Harvey’s study employs BlackCrit, a critique of white supremacy and limits of multiculturalism, and a Black Storywork framing to explore the tools and strategies of resistance used by Black foster youth to subvert anti-Black policies and practices encountered during their primary schooling. The project employs focus groups, semi-structured interviews, and art-based methods to highlight Black foster youth collegians’ narratives of strength, liberation, and resistance.
The research offers insights into the educational experiences of Black foster youth and the challenges they face within the K-12 system. By identifying tools and strategies to subvert anti-Black policies, Harvey hopes the research will inform the development of more inclusive and supportive educational policies and practices and further a broader conversation on social justice and equity.
“Understanding how these students navigate and overcome obstacles can inform efforts to create a more equitable educational environment for all students,” Harvey says.
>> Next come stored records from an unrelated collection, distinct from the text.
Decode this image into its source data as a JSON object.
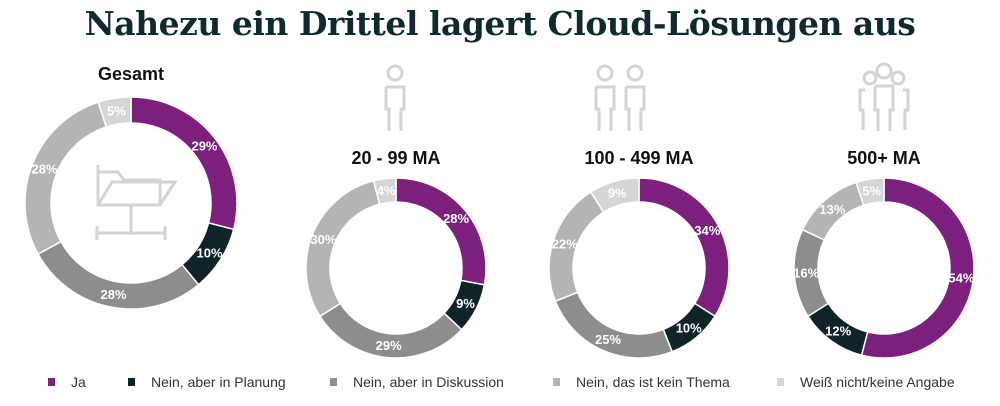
{
  "chart_data": [
    {
      "type": "pie",
      "title": "Gesamt",
      "values": [
        29,
        10,
        28,
        28,
        5
      ]
    },
    {
      "type": "pie",
      "title": "20 - 99 MA",
      "values": [
        28,
        9,
        29,
        30,
        4
      ]
    },
    {
      "type": "pie",
      "title": "100 - 499 MA",
      "values": [
        34,
        10,
        25,
        22,
        9
      ]
    },
    {
      "type": "pie",
      "title": "500+ MA",
      "values": [
        54,
        12,
        16,
        13,
        5
      ]
    }
  ],
  "title": "Nahezu ein Drittel lagert Cloud-Lösungen aus",
  "legend": [
    {
      "label": "Ja",
      "color": "#7d1f7c"
    },
    {
      "label": "Nein, aber in Planung",
      "color": "#0f2429"
    },
    {
      "label": "Nein, aber in Diskussion",
      "color": "#8d8d8d"
    },
    {
      "label": "Nein, das ist kein Thema",
      "color": "#b4b4b4"
    },
    {
      "label": "Weiß nicht/keine Angabe",
      "color": "#d5d5d5"
    }
  ],
  "legend_placement": "bottom",
  "icons": [
    "folder-network-icon",
    "person-icon",
    "two-persons-icon",
    "group-icon"
  ]
}
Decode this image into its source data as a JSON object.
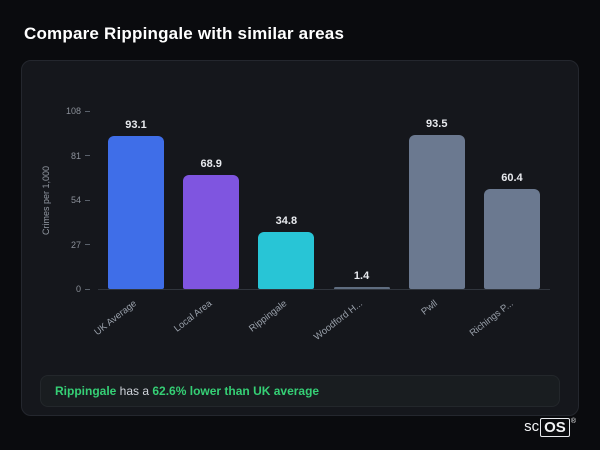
{
  "page": {
    "title": "Compare Rippingale with similar areas"
  },
  "chart_data": {
    "type": "bar",
    "categories": [
      "UK Average",
      "Local Area",
      "Rippingale",
      "Woodford H...",
      "Pwll",
      "Richings P..."
    ],
    "values": [
      93.1,
      68.9,
      34.8,
      1.4,
      93.5,
      60.4
    ],
    "bar_colors": [
      "#3f6ee8",
      "#7f55e0",
      "#28c5d6",
      "#5f6d80",
      "#6b7990",
      "#6b7990"
    ],
    "title": "",
    "xlabel": "",
    "ylabel": "Crimes per 1,000",
    "yticks": [
      0,
      27,
      54,
      81,
      108
    ],
    "ylim": [
      0,
      108
    ],
    "grid": false,
    "legend": "none",
    "value_label_color": "#e8eaee",
    "accent_green": "#35cf75"
  },
  "note": {
    "area": "Rippingale",
    "middle": " has a ",
    "highlight": "62.6% lower than UK average"
  },
  "logo": {
    "prefix": "sc",
    "suffix": "OS",
    "registered": "®"
  }
}
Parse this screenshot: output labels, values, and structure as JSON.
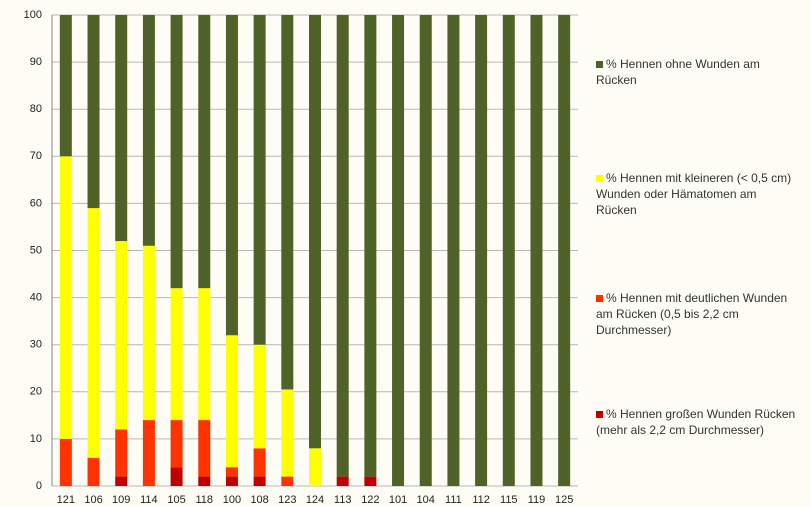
{
  "chart_data": {
    "type": "stacked_bar",
    "categories": [
      "121",
      "106",
      "109",
      "114",
      "105",
      "118",
      "100",
      "108",
      "123",
      "124",
      "113",
      "122",
      "101",
      "104",
      "111",
      "112",
      "115",
      "119",
      "125"
    ],
    "series": [
      {
        "name": "% Hennen großen Wunden Rücken (mehr als 2,2 cm Durchmesser)",
        "color": "#c00000",
        "values": [
          0,
          0,
          2,
          0,
          4,
          2,
          2,
          2,
          0,
          0,
          2,
          2,
          0,
          0,
          0,
          0,
          0,
          0,
          0
        ]
      },
      {
        "name": "% Hennen mit deutlichen Wunden am Rücken (0,5 bis 2,2 cm Durchmesser)",
        "color": "#ff3300",
        "values": [
          10,
          6,
          10,
          14,
          10,
          12,
          2,
          6,
          2,
          0,
          0,
          0,
          0,
          0,
          0,
          0,
          0,
          0,
          0
        ]
      },
      {
        "name": "% Hennen mit kleineren (< 0,5 cm) Wunden oder Hämatomen am Rücken",
        "color": "#ffff00",
        "values": [
          60,
          53,
          40,
          37,
          28,
          28,
          28,
          22,
          18.5,
          8,
          0,
          0,
          0,
          0,
          0,
          0,
          0,
          0,
          0
        ]
      },
      {
        "name": "% Hennen ohne Wunden am Rücken",
        "color": "#4f6228",
        "values": [
          30,
          41,
          48,
          49,
          58,
          58,
          68,
          70,
          79.5,
          92,
          98,
          98,
          100,
          100,
          100,
          100,
          100,
          100,
          100
        ]
      }
    ],
    "ylim": [
      0,
      100
    ],
    "yticks": [
      0,
      10,
      20,
      30,
      40,
      50,
      60,
      70,
      80,
      90,
      100
    ],
    "grid": true,
    "legend": "right"
  }
}
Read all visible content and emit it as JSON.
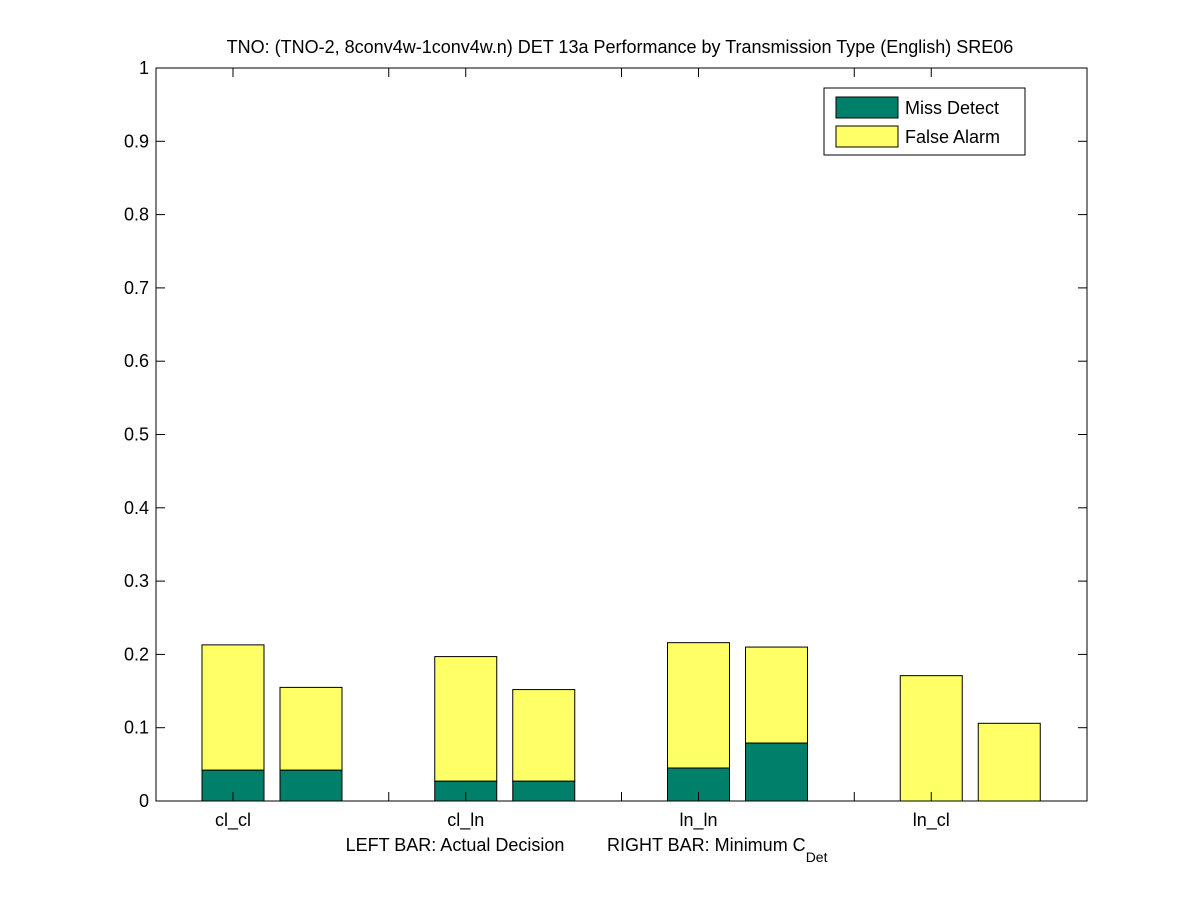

The research also aims to address a notable gap in existing literature on the under-researched topic of the educational experiences of Black foster youth. Harvey’s interdisciplinary research focuses on understanding how carceral systems perpetuate anti-Blackness through policies, practices, and mechanisms of control, impacting the lives of Black youth and their families. Using qualitative inquiry rooted in community, she aims to combat oppression by creating liberating spaces. Her earlier research interrogates the collusive partnership between schools and the foster system, highlighting the ways mandated reporting, exclusionary discipline policies and carceral practices impact the experiences of Black foster youth inside and outside of schools.
Harvey earned her Ph.D. in education in 2023 at the UCLA School of Education and Information Studies in the division of Urban Schooling. At UCLA, she was the recipient of the Inaugural Scholarship for the Study of Black Life, and the UCLA Education and Information Studies Award for Black Excellence. Harvey is also a recipient of the Ford Foundation Pre-Doctoral Fellowship.